The unit that matters is cost per successful task, and the success rate is in the denominator.
Teams instrument cost per token and cost per API call because those are easy to read off the bill. Both are the wrong unit. A token is not a deliverable; a successful completed task is. The metric that decides whether an agent is a business or a money fire is cost per successful outcome — and because failed attempts still cost full price while delivering nothing, the success rate sits in the denominator, where small changes swing the unit economics violently.
Cost per token hides the only number that matters.
An agent that costs $0.40 per run looks cheap until you learn it succeeds 60% of the time. The customer only pays you for successes, but you paid for every run — so your true cost per delivered outcome is $0.40 / 0.60 = $0.67, and that is before retries. Cost per token tells you nothing about this; it is a measure of effort, not of value delivered. The industry term converging in 2025–2026 is cost per successful task (CPST): total cost of all attempts divided by the count of attempts that actually produced the outcome.

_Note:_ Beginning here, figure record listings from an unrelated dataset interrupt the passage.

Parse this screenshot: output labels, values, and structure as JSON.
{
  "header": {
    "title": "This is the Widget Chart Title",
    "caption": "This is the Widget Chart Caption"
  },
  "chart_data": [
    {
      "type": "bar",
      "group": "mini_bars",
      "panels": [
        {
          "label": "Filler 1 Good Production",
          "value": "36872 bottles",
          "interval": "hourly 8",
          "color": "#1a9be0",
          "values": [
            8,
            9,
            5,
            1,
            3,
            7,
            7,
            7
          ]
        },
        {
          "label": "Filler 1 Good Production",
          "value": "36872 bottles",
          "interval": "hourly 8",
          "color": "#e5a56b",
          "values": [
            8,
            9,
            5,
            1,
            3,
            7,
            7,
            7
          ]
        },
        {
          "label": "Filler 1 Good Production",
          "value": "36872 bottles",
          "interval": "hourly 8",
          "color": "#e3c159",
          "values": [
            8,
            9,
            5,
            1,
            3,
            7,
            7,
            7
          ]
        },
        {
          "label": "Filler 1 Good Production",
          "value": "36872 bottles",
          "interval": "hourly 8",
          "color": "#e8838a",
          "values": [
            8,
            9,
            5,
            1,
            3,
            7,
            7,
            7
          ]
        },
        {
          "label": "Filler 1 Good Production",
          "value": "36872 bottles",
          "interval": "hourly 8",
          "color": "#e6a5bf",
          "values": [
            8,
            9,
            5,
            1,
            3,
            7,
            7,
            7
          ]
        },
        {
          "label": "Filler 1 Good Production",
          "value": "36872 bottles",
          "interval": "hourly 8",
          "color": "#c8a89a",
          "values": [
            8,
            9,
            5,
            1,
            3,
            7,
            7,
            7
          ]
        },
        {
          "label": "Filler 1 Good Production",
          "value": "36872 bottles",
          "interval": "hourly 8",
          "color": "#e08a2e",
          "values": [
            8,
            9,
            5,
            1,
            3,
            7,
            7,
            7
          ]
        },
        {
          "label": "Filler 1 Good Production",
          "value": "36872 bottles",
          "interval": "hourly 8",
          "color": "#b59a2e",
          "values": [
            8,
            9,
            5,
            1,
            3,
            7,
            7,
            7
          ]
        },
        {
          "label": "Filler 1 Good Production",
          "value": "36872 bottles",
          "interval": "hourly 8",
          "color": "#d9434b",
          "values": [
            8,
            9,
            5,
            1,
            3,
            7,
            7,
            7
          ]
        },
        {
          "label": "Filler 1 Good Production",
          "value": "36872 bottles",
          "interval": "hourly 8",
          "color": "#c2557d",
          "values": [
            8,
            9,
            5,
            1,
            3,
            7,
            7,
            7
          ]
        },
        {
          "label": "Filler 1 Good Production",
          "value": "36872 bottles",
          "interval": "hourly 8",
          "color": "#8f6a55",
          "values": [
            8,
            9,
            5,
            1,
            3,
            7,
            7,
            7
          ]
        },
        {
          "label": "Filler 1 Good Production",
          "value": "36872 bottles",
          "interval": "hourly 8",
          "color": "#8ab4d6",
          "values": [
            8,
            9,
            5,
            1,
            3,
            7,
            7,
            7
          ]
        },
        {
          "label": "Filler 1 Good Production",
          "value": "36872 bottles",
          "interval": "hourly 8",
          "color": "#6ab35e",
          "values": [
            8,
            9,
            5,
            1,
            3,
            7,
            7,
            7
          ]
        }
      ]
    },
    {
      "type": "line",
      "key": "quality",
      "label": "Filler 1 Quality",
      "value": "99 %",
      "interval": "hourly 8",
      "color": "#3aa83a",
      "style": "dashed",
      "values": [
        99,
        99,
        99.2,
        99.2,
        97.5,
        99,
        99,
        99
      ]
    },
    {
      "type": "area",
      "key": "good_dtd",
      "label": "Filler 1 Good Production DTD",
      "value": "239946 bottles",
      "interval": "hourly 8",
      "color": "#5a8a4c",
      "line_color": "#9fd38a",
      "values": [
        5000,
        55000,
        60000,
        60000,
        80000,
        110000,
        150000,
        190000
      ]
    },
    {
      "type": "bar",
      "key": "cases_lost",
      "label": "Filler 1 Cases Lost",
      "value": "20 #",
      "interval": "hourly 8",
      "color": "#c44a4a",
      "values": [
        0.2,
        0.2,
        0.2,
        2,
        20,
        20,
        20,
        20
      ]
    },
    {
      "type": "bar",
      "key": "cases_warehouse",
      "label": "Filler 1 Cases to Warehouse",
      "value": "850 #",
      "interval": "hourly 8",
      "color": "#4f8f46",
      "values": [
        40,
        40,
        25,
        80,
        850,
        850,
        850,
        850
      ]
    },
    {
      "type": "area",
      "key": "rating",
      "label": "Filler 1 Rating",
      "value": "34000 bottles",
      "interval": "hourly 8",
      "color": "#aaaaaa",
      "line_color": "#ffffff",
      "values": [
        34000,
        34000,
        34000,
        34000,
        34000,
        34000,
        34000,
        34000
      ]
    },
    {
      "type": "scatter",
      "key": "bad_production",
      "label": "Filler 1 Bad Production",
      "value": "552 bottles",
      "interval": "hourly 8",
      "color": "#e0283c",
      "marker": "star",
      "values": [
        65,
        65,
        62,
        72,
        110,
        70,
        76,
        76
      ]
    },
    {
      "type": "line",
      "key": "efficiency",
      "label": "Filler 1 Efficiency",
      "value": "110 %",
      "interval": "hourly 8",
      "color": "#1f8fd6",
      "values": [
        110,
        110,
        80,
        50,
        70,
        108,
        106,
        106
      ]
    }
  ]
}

The success-rate denominator is the dominant lever.
Write the unit out and the leverage is obvious. Raising success rate from 70% to 85% cuts cost per win by ~18% with no change to model price at all — usually a far larger move than any token optimization, and it improves the product simultaneously.
# cost per successful task — the denominator does the work attempts = 1000 cost_per_run = 0.40 # you pay this every attempt, win or lose success_rate = 0.70 retries_per_win = 1.3 # failed tries before a win still bill cost_per_win = (cost_per_run * retries_per_win) / success_rate # = 0.52 / 0.70 = $0.74 — not the $0.40 on the dashboard
Before optimizing the model, optimize the denominator. A reliability fix that lifts success rate compounds: it lowers cost per win and raises delivered value and shrinks the retry tax — three wins from one change. Token tuning only touches one term.
Define "success" before you measure cost, or you will measure nothing.
CPST is only meaningful if "success" is an objective, automatable verdict the customer would agree with — a resolved ticket, a merged PR, an approved invoice — not "the model returned a fluent response." If success is judged by the same model that did the work, you are measuring confidence, not correctness, and your denominator is inflated by silent failures. The eval that defines success is a prerequisite for the unit economics existing at all; without it you have a cost number with no unit.
Margin is price minus fully-loaded cost per win, not minus model cost.
Fully-loaded cost per successful task includes the failed attempts, the retries, the human escalations a fraction of tasks trigger, the eval and observability overhead, and a buffer for the expensive tail. Margin is the price the customer pays minus that, not minus the raw model spend.
- Include the escalation cost. If 8% of tasks fall back to a human at $6 of loaded labor, that adds ~$0.48 to the average cost per win — often larger than the model line.
- Include the eval/observability tax. The judge calls, traces, and monitoring that make the agent safe are real per-task cost, not overhead to ignore.
- Price off the loaded number. A product priced against raw model cost has negative margin the first time the tail or escalation rate moves.
The distribution, not the average, decides survival.
Agent cost per task is heavily right-skewed: most tasks are cheap, a few burn 50–100× the median through long loops, deep fan-out, and retry storms. The mean can look healthy while the 95th-percentile task destroys the month's margin. Underwrite the unit economics against the p95 cost month, not the average — a business that is only profitable at the mean is a business that loses money exactly when it is busiest.
When cost per token is the right metric after all.
Token cost is the correct lens for one job only: comparing two implementations of the same task at the same success rate — there, cheaper tokens are pure margin. The error is using it as the headline business metric. Optimize tokens only after success rate, retry rate, and the tail are instrumented; a cheaper token on a task that fails is a faster way to lose money.